Но поведение российской власти оскорбляет мое эстетическое (историческое) чутье. То есть понятно, что власть, она же новый менеджмент ООО «Россия», разогнала прежний менеджмент, провела допэмиссию — и все это под лозунгом, что прежний (либеральный) менеджмент только и грабил народ. Но почему бы не отреагировать на заказ народа, взыскующего империи («Развал СССР был величайшей трагедией века», — говорил наследник того, кто страну с таким названием развалил), по законам империи?
Например, можно Русский марш расстрелять. В народе, требующем от власти силы, это будет воспринято тепло: так тепло принимали Каримова после расстрела им Исламского марша.
Или встать во главе марша — в косоворотках, хлеща нагайками инородцев.
И то и другое было бы хорошей, на крови, смычкой власти и народа, и у каждой либеральной блохи было бы время и повод спрыгнуть в демократическое зарубежье, к радости, кстати, пса.
Но если власть запрещает Русский марш, а Русский марш не исчезает, а в буквальном смысле уходит под землю, то что это значит?
Это значит, что топ-менеджмент ООО «Россия» в действительности бьется не за империю, а за монополию на политическом рынке.

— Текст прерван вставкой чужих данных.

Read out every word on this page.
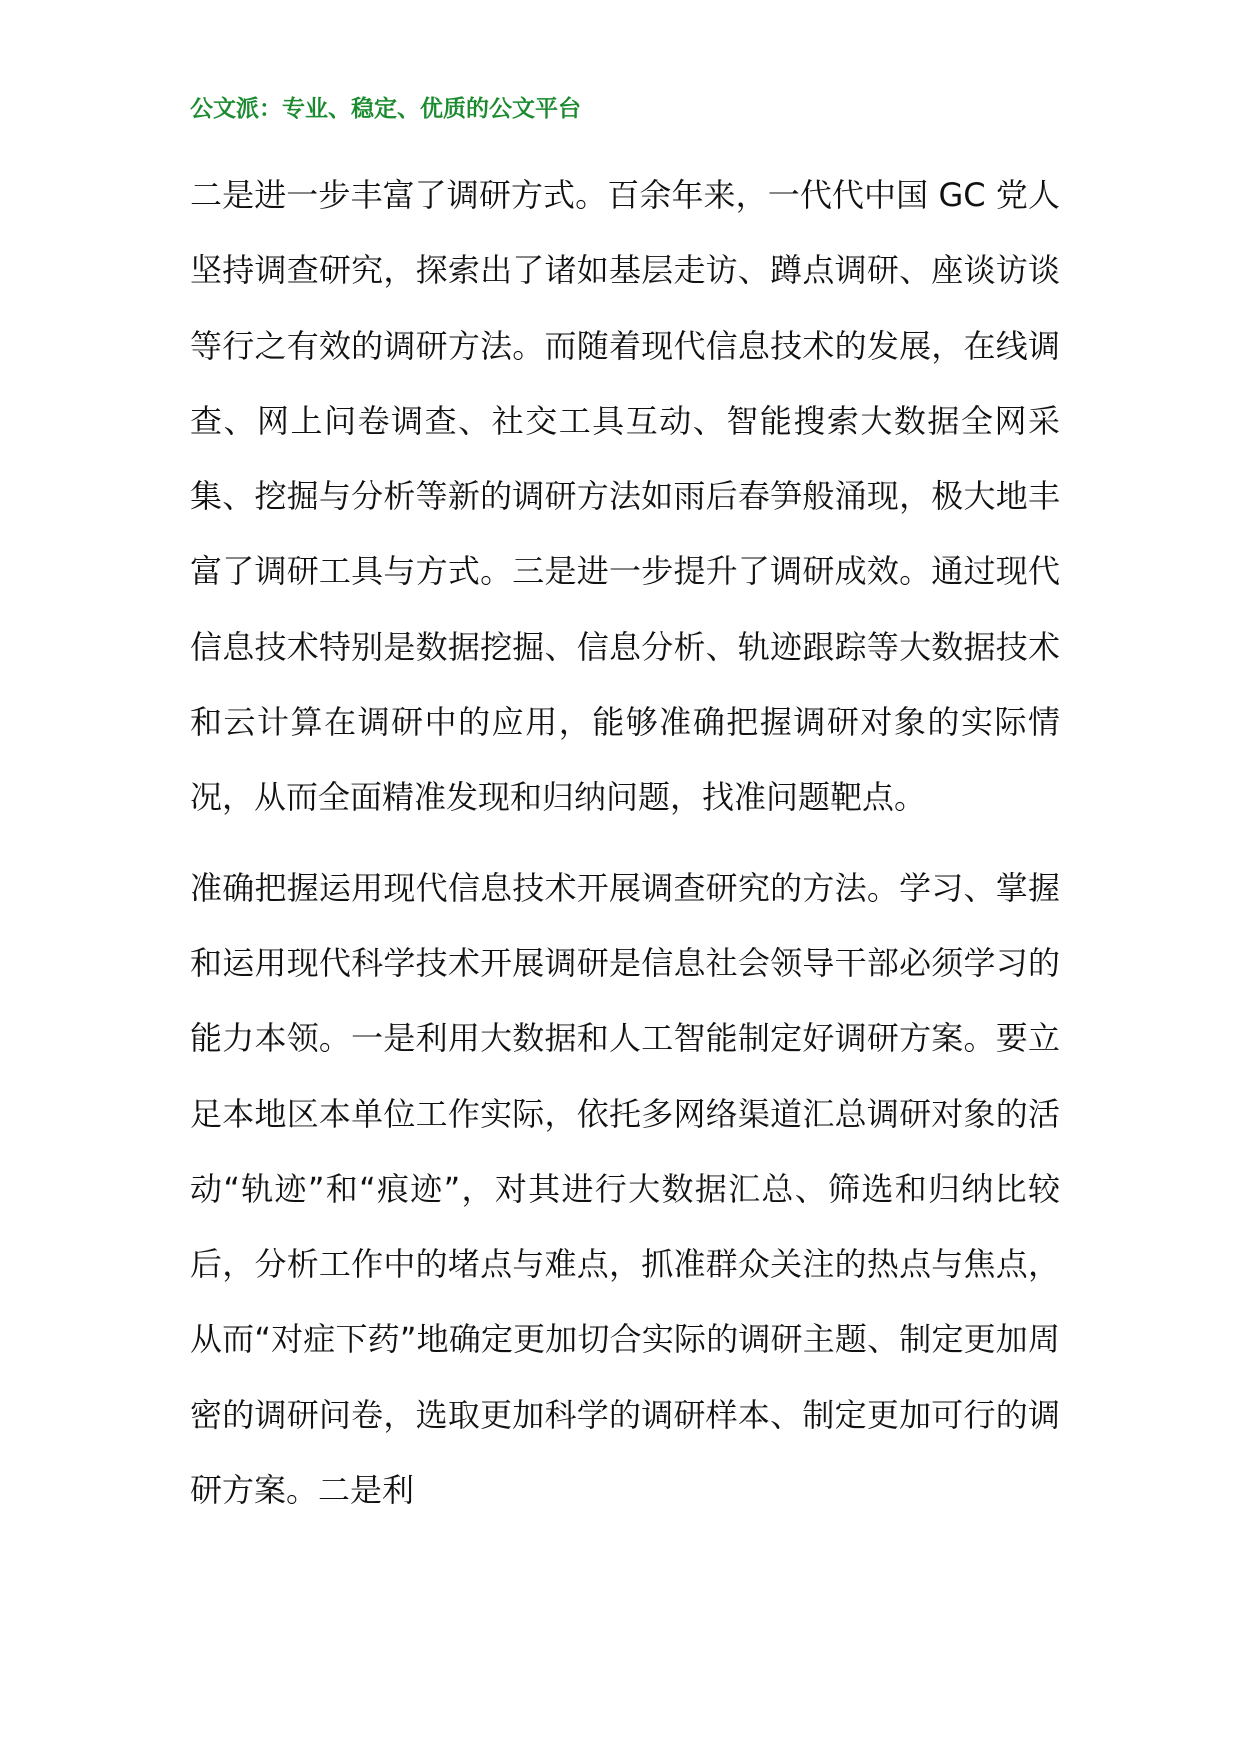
公文派：专业、稳定、优质的公文平台

二是进一步丰富了调研方式。百余年来，一代代中国 GC 党人坚持调查研究，探索出了诸如基层走访、蹲点调研、座谈访谈等行之有效的调研方法。而随着现代信息技术的发展，在线调查、网上问卷调查、社交工具互动、智能搜索大数据全网采集、挖掘与分析等新的调研方法如雨后春笋般涌现，极大地丰富了调研工具与方式。三是进一步提升了调研成效。通过现代信息技术特别是数据挖掘、信息分析、轨迹跟踪等大数据技术和云计算在调研中的应用，能够准确把握调研对象的实际情况，从而全面精准发现和归纳问题，找准问题靶点。

准确把握运用现代信息技术开展调查研究的方法。学习、掌握和运用现代科学技术开展调研是信息社会领导干部必须学习的能力本领。一是利用大数据和人工智能制定好调研方案。要立足本地区本单位工作实际，依托多网络渠道汇总调研对象的活动“轨迹”和“痕迹”，对其进行大数据汇总、筛选和归纳比较后，分析工作中的堵点与难点，抓准群众关注的热点与焦点，从而“对症下药”地确定更加切合实际的调研主题、制定更加周密的调研问卷，选取更加科学的调研样本、制定更加可行的调研方案。二是利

Поняв это, сбитый с толку пес может и не простить — и прыгнуть. И тогда новый топ-менеджер, приведенный толпой (как толпой был приведен к власти Ельцин, во что не мог поверить Горбачев), может оказаться из тех, кто ничего не боится, потому что сам из голытьбы, из недокормленных мужчин с окраин или из наставников недокормленных мужчин с окраин, что выросли из недокормленных пацанов с горящими глазами, не боявшихся громить рынки. Понимаете?
При таком раскладе ни у кого не будет времени на то, чтобы продать обесценившуюся недвижимость, проскочить под железным занавесом и, переводя дух, обустроиться в какой-нибудь Новой Зеландии, где, как либеральным блохам известно, дивно хорош совиньон-блан, который, если честно, я ставлю как ценность выше империи.
Ужас в том, что менеджмент ООО «Россия», похоже, ставит тоже.
Рублево-куршевельский склон
Куршевель — это всего лишь маленькая тихая деревня, окруженная горами…
…но русские гуляния проводятся там широко, с размахом
Хемингуэй, описывая послевоенную dolce vita — открытие Ривьеры богачами, освоение Cote d’Azure, использовал, если не ошибаюсь, образы рыбы-лоцмана, акулы и прилипалы. Лоцман открывала неизвестное место, акула-миллионер делала его модным, а рыбки-прилипалы разбалтывали тайну и портили все. Приходилось искать новое.
Я к тому, что русским сезонам Куршевеля, в котором этим январем кое-кто рисковал свободой (пока вы, граждане, кушали оливье), уже примерно пять лет. За это время новогодняя игрушка, прелестная альпийская деревушка перестала, условно говоря, быть личным открытием горнолыжной семьи Потаниных-Прохорова-«Норникеля» (а без них не было бы и местного Кубка миллионеров) и узкого круга примкнувшего гламура.
«Куршевель» (через «е»!) перестал быть паролем клана богатых и красивых — и стал понятием собирательным, стоящим в словаре синонимов напротив «Ксюша Собчак» (Ксюши, кстати, я в этом году тоже в К. не видел). Каждый теперь фамильярен с К., и судит о К., и презрителен к К., а отчего ж не быть, если там просаживают миллионы, развратничают миллиардеры и катаются на лыжах, инкрустированных бриллиантами?